On my last morning I traveled to the central sector where the 16 major akharas were located. The Juna akhara is the most powerful and influential of these. Inside a large compound, consisting of orange tents arrayed around a massive orange flag hoisted high above the encampment on a pole, the sadhus sat next to fires that their disciples helped keep burning day and night. The first sadhu I saw was a peculiar sight: a bearded, dreadlocked white guy smoking a stone chillum filled with hashish who, after he exhaled, began speaking with a distinctively American accent. Baba Rampuri, a 63-year-old U.S. native raised in California who joined the Juna akhara over 40 years ago and has since ascended its ranks, gestured to me to sit down before him. One of his followers, also clad in the orange robes of the akhara, prepped and passed Rampuri another chillum of hashish, which sadhus smoke as part of a holy ritual to improve their focus while meditating. He carefully wrapped a piece of white cloth around the bottom hole and proceeded to inhale deeply before passing it along to another follower.
“This event is almost always described by the Western media as this huge gathering of the superstitious and primitive masses,” he said. “But I would contend that if you compare the people here to their equivalent in Europe or the United States and assess them with the yardstick of culture, you’d see things very differently. If you look at the number of different kinship terms people use, or the sophisticated storytelling culture they have, then you realize that these are not ignorant people drawn here by blind faith.” Like Mehrotra, he recognizes that there is a deep knowledge and intelligence at work in the Kumbh Mela that doesn’t boil down to spectacles—or miracles. Rampuri told me about his first Kumbh Mela, in 1971, when there were no latrines, little running water and only the most basic tents. I asked whether in creating the vast and relatively modern city at this year’s event, some of the essential spirit of the Mela has been lost. “How do you effectively pass your traditions down through time,” he said. “You can’t just keep things as they were. Stasis is death. You have to be dynamic to survive.”

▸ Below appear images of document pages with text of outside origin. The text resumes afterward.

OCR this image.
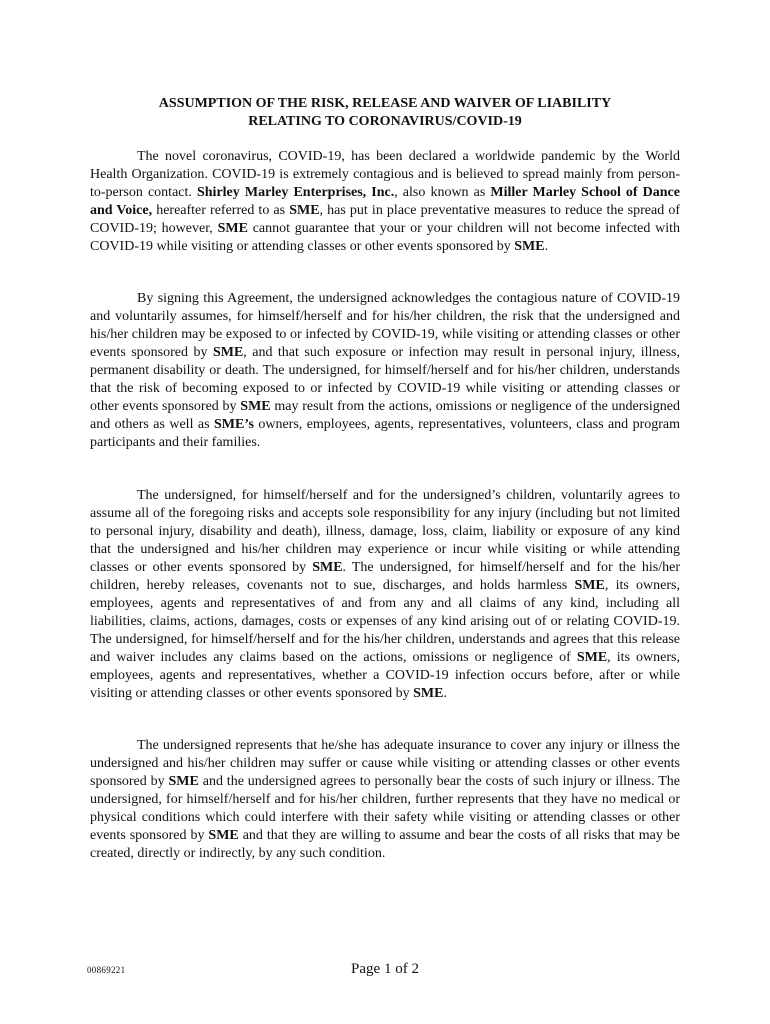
ASSUMPTION OF THE RISK, RELEASE AND WAIVER OF LIABILITY
RELATING TO CORONAVIRUS/COVID-19

The novel coronavirus, COVID-19, has been declared a worldwide pandemic by the World Health Organization. COVID-19 is extremely contagious and is believed to spread mainly from person-to-person contact. Shirley Marley Enterprises, Inc., also known as Miller Marley School of Dance and Voice, hereafter referred to as SME, has put in place preventative measures to reduce the spread of COVID-19; however, SME cannot guarantee that your or your children will not become infected with COVID-19 while visiting or attending classes or other events sponsored by SME.

By signing this Agreement, the undersigned acknowledges the contagious nature of COVID-19 and voluntarily assumes, for himself/herself and for his/her children, the risk that the undersigned and his/her children may be exposed to or infected by COVID-19, while visiting or attending classes or other events sponsored by SME, and that such exposure or infection may result in personal injury, illness, permanent disability or death. The undersigned, for himself/herself and for his/her children, understands that the risk of becoming exposed to or infected by COVID-19 while visiting or attending classes or other events sponsored by SME may result from the actions, omissions or negligence of the undersigned and others as well as SME’s owners, employees, agents, representatives, volunteers, class and program participants and their families.

The undersigned, for himself/herself and for the undersigned’s children, voluntarily agrees to assume all of the foregoing risks and accepts sole responsibility for any injury (including but not limited to personal injury, disability and death), illness, damage, loss, claim, liability or exposure of any kind that the undersigned and his/her children may experience or incur while visiting or while attending classes or other events sponsored by SME. The undersigned, for himself/herself and for the his/her children, hereby releases, covenants not to sue, discharges, and holds harmless SME, its owners, employees, agents and representatives of and from any and all claims of any kind, including all liabilities, claims, actions, damages, costs or expenses of any kind arising out of or relating COVID-19. The undersigned, for himself/herself and for the his/her children, understands and agrees that this release and waiver includes any claims based on the actions, omissions or negligence of SME, its owners, employees, agents and representatives, whether a COVID-19 infection occurs before, after or while visiting or attending classes or other events sponsored by SME.

The undersigned represents that he/she has adequate insurance to cover any injury or illness the undersigned and his/her children may suffer or cause while visiting or attending classes or other events sponsored by SME and the undersigned agrees to personally bear the costs of such injury or illness. The undersigned, for himself/herself and for his/her children, further represents that they have no medical or physical conditions which could interfere with their safety while visiting or attending classes or other events sponsored by SME and that they are willing to assume and bear the costs of all risks that may be created, directly or indirectly, by any such condition.

00869221	Page 1 of 2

A couple of weeks after I left the Kumbh Mela, on the most auspicious bathing date, February 10, crowds coming from the railway station converged on a small bridge at the edge of the Kumbh grounds and a stampede ensued, killing at least 36 people. What exactly started the stampede and why it got so bad remain a mystery. When I met Mehrotra a couple of months later in Cambridge, we talked about the tragedy. “It’s terrible and regrettable, of course, and there are some crowd management techniques that, if implemented, would almost certainly have prevented that, but I don’t think it means that we can’t learn from the good parts of this pop-up megacity, of which there were many.” He proceeded to describe what he and his students had concluded after sifting through their documentation of the event and comparing it with other pop-up cities, everything from refugee camps to Burning Man.
“When you look at structures like refugee camps, you often see everything planned out in advance, with rows of identical houses built for refugees to just move right into,” he says. “But the theory of urban planning for the Kumbh Mela is very different. The authorities provide the infrastructure—roads, water, electricity—and they divvy up the sectors between groups. But each individual organization has to build out their own space, which makes for much more of a community than when you just move people into something you’ve built for them. There’s some rigidity to the Kumbh Mela planning system, with its preordained grid structure and its map of the sectors and their essential resources ahead of time, but there’s also a profound flexibility. Individual communities can shape their spaces to be exactly as they want them to be. And that combination works.”
The Kumbh serves to expand Mehrotra’s knowledge of what he calls the kinetic city. Traditional architecture, Mehrotra said, looks at the planned, built and permanent structures that constitute the formal, static city. But increasingly, especially in places like India, a second kind of city shadows the traditional one. The kinetic city is made up of things like informal settlements, shantytowns and improvisational market areas erected in a transitory fashion without official planning or permission. In many small- to medium-sized cities of the developing world, which Mehrotra sees as vital to our future, you have a large rural population, much like most attendees of the Kumbh, flocking to newly expanding cities and often ending up in the kinetic, informal areas. He hopes his research can inform how city governments or urban planners respond to these new waves of often unforeseen urban expansion.
“There are a few central insights,” he says. “First, you need flexible infrastructure that can be rapidly deployed for sanitation, transport and electricity. Second, public-private partnerships can work if it’s very clearly understood what each side will do. Here the religious groups knew exactly what they would get from the government and what they would have to fill in for themselves. Third, we can see that when there is a common cultural identity, as there is among the Kumbh Mela attendees, it means that they can much more easily conform to the norms of a new place and live together.”
What’s most interesting to me about Mehrotra’s insights is that he has found such practical wisdom woven into the fabric of the gathering. That this public-private conglomeration could pull off such a massive event is no small achievement and, as Rampuri, the California-raised guru pointed out, it’s not clear we’d be able to stage an event of this magnitude in the West. Can you imagine, he asked, if millions and millions of people suddenly descended on Kansas City?